The solution to this is mobilising private supply. Over the past 20 years the State has supported large-scale afforestation by farmers, and much of that land is reaching the point at which it needs to be thinned. According to the COFORD projections for timber supply into the future by the Department of Agriculture, Food and the Marine, approximately 500,000 cu. m of additional pulpwood is forecast to be available, and the key for Ireland in growing a bioenergy sector is to mobilise that private supply to make sure the wood-paying capability of the biomass sector is attractive enough to get the farmer to thin his crop, because if he does not do so now the value of the crop will fall substantially and, at clear fell, he simply will not get the value for it and the State will not get the value for the investment it has made in the context of grants and premiums.

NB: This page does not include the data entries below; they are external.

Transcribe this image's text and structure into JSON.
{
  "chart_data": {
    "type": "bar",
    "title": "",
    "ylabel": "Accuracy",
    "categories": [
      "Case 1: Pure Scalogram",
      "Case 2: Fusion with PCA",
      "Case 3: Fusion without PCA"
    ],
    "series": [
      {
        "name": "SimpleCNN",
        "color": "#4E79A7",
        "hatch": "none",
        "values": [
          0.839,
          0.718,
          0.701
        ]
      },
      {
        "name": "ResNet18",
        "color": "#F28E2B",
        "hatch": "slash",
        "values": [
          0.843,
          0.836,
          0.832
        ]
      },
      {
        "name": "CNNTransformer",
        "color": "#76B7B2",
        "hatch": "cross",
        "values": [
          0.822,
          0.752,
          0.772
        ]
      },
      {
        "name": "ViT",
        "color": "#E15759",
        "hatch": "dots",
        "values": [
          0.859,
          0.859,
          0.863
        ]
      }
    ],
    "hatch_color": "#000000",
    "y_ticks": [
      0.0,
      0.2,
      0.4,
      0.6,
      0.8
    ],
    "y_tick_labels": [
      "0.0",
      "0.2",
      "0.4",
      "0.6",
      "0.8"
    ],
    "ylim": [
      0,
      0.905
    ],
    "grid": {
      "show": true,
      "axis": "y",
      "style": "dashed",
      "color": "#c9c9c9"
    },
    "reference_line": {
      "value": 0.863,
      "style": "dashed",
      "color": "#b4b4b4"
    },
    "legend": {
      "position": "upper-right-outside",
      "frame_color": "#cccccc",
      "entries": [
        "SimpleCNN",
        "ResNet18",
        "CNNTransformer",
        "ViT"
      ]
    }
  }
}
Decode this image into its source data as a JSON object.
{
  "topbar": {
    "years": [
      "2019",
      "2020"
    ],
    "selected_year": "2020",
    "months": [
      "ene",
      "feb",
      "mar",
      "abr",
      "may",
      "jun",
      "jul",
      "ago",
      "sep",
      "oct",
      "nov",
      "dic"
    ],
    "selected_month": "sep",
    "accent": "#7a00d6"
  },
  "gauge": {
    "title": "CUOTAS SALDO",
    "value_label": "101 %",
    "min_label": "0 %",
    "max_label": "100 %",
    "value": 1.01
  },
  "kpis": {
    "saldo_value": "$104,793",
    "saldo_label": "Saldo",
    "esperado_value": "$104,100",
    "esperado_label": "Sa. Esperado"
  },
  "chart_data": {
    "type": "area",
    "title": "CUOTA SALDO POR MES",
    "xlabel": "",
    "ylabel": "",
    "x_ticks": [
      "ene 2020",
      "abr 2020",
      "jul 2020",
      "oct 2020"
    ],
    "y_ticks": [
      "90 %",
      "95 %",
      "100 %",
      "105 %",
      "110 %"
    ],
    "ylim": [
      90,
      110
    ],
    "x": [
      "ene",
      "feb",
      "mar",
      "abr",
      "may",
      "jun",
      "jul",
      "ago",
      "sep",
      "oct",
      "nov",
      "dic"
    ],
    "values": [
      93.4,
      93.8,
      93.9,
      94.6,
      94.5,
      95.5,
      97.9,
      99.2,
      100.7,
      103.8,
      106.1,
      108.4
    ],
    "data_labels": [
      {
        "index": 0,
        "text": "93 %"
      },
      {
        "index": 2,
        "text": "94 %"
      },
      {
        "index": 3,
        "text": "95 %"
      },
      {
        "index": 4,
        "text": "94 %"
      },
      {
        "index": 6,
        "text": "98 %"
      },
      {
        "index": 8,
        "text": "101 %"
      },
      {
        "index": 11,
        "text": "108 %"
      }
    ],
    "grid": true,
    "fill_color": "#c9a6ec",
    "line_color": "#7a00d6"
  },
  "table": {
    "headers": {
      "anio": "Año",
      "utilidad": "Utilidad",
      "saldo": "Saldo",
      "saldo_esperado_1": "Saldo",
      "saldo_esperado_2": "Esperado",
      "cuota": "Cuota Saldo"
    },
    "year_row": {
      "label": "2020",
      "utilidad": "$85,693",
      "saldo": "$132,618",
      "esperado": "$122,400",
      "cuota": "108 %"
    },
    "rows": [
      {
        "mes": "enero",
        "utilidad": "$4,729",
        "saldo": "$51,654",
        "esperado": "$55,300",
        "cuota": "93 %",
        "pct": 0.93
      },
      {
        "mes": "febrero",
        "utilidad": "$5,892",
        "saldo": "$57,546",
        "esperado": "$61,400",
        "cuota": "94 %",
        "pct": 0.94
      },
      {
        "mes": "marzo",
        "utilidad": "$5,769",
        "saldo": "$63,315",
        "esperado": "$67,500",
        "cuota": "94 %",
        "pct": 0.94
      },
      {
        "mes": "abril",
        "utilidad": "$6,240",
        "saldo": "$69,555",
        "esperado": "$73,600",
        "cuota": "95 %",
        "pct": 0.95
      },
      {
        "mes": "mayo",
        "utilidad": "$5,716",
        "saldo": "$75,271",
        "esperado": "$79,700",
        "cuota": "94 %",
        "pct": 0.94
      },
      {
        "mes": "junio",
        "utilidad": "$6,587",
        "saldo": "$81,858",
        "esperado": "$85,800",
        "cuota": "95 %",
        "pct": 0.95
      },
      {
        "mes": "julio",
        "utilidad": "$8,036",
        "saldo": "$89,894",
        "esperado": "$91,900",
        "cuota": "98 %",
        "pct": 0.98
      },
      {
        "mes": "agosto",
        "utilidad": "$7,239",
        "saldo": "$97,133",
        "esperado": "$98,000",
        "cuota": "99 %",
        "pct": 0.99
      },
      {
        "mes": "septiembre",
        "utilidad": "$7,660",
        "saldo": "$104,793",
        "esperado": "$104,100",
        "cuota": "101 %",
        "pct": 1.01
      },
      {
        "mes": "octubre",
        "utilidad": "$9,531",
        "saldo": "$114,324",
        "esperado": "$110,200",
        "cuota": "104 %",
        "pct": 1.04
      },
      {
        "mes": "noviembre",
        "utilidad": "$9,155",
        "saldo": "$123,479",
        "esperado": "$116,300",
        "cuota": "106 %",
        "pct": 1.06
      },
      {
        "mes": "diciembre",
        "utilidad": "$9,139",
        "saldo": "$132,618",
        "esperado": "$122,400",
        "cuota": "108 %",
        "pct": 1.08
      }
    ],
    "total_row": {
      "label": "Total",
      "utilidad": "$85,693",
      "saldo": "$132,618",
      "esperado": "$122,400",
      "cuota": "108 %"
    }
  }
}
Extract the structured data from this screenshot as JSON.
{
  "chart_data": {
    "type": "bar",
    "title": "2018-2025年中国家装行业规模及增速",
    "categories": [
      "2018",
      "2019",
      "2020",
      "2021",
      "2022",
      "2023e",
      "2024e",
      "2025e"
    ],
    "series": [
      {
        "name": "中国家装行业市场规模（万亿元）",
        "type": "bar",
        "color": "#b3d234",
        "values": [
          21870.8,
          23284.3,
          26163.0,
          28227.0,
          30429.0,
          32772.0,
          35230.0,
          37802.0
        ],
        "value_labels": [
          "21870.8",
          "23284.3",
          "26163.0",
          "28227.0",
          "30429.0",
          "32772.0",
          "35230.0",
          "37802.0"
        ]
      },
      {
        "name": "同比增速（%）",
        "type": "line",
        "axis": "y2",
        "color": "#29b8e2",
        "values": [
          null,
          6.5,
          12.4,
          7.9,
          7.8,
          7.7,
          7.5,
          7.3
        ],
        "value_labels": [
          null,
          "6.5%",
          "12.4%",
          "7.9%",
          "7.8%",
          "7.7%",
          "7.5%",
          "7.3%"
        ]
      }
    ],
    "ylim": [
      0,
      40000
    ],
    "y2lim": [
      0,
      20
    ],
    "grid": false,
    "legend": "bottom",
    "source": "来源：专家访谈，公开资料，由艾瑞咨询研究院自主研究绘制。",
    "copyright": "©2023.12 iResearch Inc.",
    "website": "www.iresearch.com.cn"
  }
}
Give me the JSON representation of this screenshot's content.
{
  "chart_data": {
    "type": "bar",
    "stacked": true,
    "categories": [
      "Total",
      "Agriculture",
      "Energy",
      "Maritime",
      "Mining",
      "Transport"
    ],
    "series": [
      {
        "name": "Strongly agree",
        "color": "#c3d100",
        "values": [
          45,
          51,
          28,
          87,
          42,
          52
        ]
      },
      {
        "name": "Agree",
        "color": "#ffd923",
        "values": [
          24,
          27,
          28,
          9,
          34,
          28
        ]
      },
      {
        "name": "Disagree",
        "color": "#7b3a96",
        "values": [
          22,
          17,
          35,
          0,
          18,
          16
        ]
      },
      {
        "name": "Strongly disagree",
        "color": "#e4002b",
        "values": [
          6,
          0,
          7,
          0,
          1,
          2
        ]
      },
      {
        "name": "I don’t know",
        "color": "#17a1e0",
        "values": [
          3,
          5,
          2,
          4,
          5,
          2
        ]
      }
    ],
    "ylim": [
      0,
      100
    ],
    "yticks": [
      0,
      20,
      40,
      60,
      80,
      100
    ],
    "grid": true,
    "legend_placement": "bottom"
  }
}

With regard to the Bord na Móna piece, I will not comment on speculation in the Sunday newspapers. There are a relatively small number of areas of synergy between Coillte and Bord na Móna because there is not a great deal of overlap. We do not sell the same products, supply the same customers or use the same routes. We export a large proportion of what we produce, either directly or indirectly, while Bord na Móna generates most of its revenue in Ireland. However, there would be savings in overheads. That is an area in which there could be synergy benefits and we recognise that. We have identified what we believe would be the value of those benefits. We have worked closely and well with Bord na Móna. We do not agree with the company's managers on everything but, ultimately, we have put our case and analysis to NewERA and it has done likewise.